IT WAS A MAGNANIMOUS GESTURE.
Following his shooting in 1981 by a Turkish gunman, Pope John Paul II forgave his would-be assassin and asked people to “pray for my brother (Mehmet Ali Agca) whom I have sincerely forgiven”. In 1983, the pope visited the Rome prison where the terrorist who gravely wounded him was imprisoned and personally extended his mercy.
Like the injured pontiff, Kim Phuc had every reason to hate. Phuc was a young girl in 1972 when she was photographed running naked down a Vietnam street screaming in agony after a napalm bomb incinerated her village, her clothes and then her skin – one of the most iconic pictures of the 20th century. Phuc long ago forgave the man who co-ordinated the bomb attacks that changed her life forever.
These two events show that forgiveness can transcend tragedy. Ali Agca used bullets to make a statement while the pope used compassion. In the same way, the US military used force to stop the spread of communism while Kim Phuc used a charitable foundation which she established to spread her message of peace throughout the world. From the horrors of war, Phuc embraced forgiveness and learned to love her enemies.
Forgiveness is a choice that sets us free, but many of us struggle to forgive. For some, forgiveness comes with time as wounds heal. For others, forgiveness never arrives and is supplanted by a lifetime of bitterness. Those who cannot forgive carry around unresolved issues and become weighted down by emotional baggage. They ruminate on the negative aspects of life and are unable to move forward as they dwell on the hurt of the past.
To forgive is the ability to pardon an offence without holding resentment. That’s exactly what Pope John Paul II and Kim Phuc did. Neither sought revenge nor played the victim. They did not hold a grudge or get caught in a vortex of anger and vengeance, but forgave as quickly and fully as possible. They are both shining examples of the power of forgiveness. How many of us could have done what they did and let bygones be bygones?
Forgiveness is not easy, but it does make the world a better place. The virtues and benefits of forgiveness are well documented. Letting go of enmity makes us happier, healthier and more empathetic. Forgiving someone for a prior wrongdoing can make you feel better. In contrast, unforgiving people tend to be hateful, angry and hostile. Their preoccupation with a transgression or hostility towards another consumes them with negative emotions.
Forgiveness does not require you to forget the harm done to you or to reconcile with the person who caused the harm. Nor does forgiveness let someone off the hook or minimise a wrong. In the words of one expert:
Forgiveness is not releasing the offender for legal obligations. It’s not condoning or excusing, which implies there’s a justification. It’s not forgetting or refusing to remember the event. It’s not reconciling, which implies there’s restored trust and contact. And it’s not pretending that everything is fine.
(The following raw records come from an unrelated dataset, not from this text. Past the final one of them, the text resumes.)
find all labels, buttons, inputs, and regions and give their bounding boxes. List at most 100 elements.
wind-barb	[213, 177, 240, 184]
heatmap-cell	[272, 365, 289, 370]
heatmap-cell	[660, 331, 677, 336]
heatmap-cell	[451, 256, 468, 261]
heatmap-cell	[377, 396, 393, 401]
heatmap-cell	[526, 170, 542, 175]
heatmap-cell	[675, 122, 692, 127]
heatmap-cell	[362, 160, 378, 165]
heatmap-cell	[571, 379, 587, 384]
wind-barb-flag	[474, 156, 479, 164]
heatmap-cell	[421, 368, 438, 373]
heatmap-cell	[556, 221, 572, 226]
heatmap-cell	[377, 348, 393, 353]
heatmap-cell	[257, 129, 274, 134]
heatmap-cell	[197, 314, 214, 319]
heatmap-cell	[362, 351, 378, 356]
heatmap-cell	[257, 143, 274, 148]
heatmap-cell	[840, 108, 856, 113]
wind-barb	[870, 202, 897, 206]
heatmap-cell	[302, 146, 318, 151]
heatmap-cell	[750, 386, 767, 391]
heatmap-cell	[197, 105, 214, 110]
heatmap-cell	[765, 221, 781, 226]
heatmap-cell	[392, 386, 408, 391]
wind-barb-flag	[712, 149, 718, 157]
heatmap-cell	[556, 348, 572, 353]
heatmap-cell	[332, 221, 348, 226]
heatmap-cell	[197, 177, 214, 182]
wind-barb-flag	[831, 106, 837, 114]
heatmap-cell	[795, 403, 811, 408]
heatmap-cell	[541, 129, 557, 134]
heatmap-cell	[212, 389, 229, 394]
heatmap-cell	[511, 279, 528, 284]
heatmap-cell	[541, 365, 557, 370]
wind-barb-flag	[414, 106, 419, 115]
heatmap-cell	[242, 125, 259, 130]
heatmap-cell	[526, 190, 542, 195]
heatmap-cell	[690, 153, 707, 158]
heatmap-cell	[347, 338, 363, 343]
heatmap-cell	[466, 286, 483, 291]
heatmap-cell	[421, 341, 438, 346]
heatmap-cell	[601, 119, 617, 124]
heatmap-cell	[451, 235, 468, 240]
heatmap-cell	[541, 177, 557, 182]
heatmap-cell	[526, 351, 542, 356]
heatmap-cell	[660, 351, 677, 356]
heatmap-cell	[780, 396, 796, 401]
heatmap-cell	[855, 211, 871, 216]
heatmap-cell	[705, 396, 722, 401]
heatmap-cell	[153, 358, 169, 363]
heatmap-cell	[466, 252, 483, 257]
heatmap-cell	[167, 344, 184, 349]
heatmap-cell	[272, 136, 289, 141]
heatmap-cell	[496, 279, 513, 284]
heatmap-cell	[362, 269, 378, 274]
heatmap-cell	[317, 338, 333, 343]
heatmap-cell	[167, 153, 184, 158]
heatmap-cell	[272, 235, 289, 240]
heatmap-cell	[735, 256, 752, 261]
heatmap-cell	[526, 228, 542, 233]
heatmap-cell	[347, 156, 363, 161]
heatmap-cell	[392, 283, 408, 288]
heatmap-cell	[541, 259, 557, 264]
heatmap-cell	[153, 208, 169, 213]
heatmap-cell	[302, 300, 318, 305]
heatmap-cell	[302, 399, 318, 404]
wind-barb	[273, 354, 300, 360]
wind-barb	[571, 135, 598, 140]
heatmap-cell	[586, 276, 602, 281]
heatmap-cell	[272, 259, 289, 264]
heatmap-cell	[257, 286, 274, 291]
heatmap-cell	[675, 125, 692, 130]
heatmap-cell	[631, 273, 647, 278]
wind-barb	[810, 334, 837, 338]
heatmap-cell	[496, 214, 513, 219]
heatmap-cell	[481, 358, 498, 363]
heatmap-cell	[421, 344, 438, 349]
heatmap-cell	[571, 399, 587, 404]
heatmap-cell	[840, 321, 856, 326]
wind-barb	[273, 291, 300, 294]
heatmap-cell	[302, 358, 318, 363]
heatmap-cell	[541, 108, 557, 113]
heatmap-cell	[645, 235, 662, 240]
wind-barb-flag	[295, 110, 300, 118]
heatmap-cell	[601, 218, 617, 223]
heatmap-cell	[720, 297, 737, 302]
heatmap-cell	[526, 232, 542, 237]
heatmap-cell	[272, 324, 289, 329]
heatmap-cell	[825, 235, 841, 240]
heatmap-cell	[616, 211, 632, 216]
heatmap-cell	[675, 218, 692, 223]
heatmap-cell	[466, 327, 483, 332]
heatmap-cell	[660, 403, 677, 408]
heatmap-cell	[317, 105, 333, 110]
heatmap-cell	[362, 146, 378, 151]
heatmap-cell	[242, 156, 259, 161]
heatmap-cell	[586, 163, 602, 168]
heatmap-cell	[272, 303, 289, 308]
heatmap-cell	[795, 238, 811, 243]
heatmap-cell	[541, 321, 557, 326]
In explaining the actual process of forgiving, health writer Jessica Cassity states:
… you may never say the words “I forgive you” out loud. Instead, forgiveness is an internal process, something you do to help come to terms with a past experience and end your suffering, pain, anger, and resentment around the event. You simply decide to stop focusing on blame and instead move forward in a more positive direction.
To be clear, forgiving does not excuse the evil, trivialise the wrong or erase the yearning for justice. But it does bring internal peace and this helps us get on with life. Not surprisingly, forgiveness has been central to the lives of some of the most admired and inspiring people throughout history – from Mother Teresa to Mahatma Gandhi and Nelson Mandela to Martin Luther King Jr.
All of us have been hurt by the actions or words of another and while we can choose to forgive, it requires strength. As Gandhi asserted: “The weak can never forgive. Forgiveness is the attribute of the strong”. Nelson Mandela displayed fortitude when he chose to forgive his jailers. After spending 27 years imprisoned by his political enemies, he did not become embittered but devoted his life to securing peace in South Africa.
Contrast Mandela’s behaviour in rejecting recrimination with those who become consumed by road rage. Anger behind the wheel occurs with frightening regularity with an increasing number of drivers wanting to exact vengeance for another’s actions. To be irritated by another driver is understandable, but to respond with obscene gestures, yelling, honking, tailgating or even running another motorist off the road is unacceptable.
Such impulsive behavior stems from a lack of emotional intelligence. A core emotional intelligence skill is self-awareness – the ability to accurately perceive your emotions and stay aware of them as they happen. Understanding and controlling your moods and emotions can seem a daunting skill to cultivate, but the effort is worthwhile. Self-awareness enhances your relationship with yourself and others and this facilitates forgiveness.
Forgiveness should be a way of life for everyone because it’s more important to be happy than right. Forgiveness is a gift that you give to yourself – it’s not about the other person. Indeed, holding a grudge in your heart only hurts you and not the person you’re stewing over. So, don’t let pride stop you from being a forgiving person. Put aside the barriers that prevent you from experiencing the joy of forgiveness. Help make the world a better place.
As Gandhi observed: “An eye for an eye leaves the whole world blind”.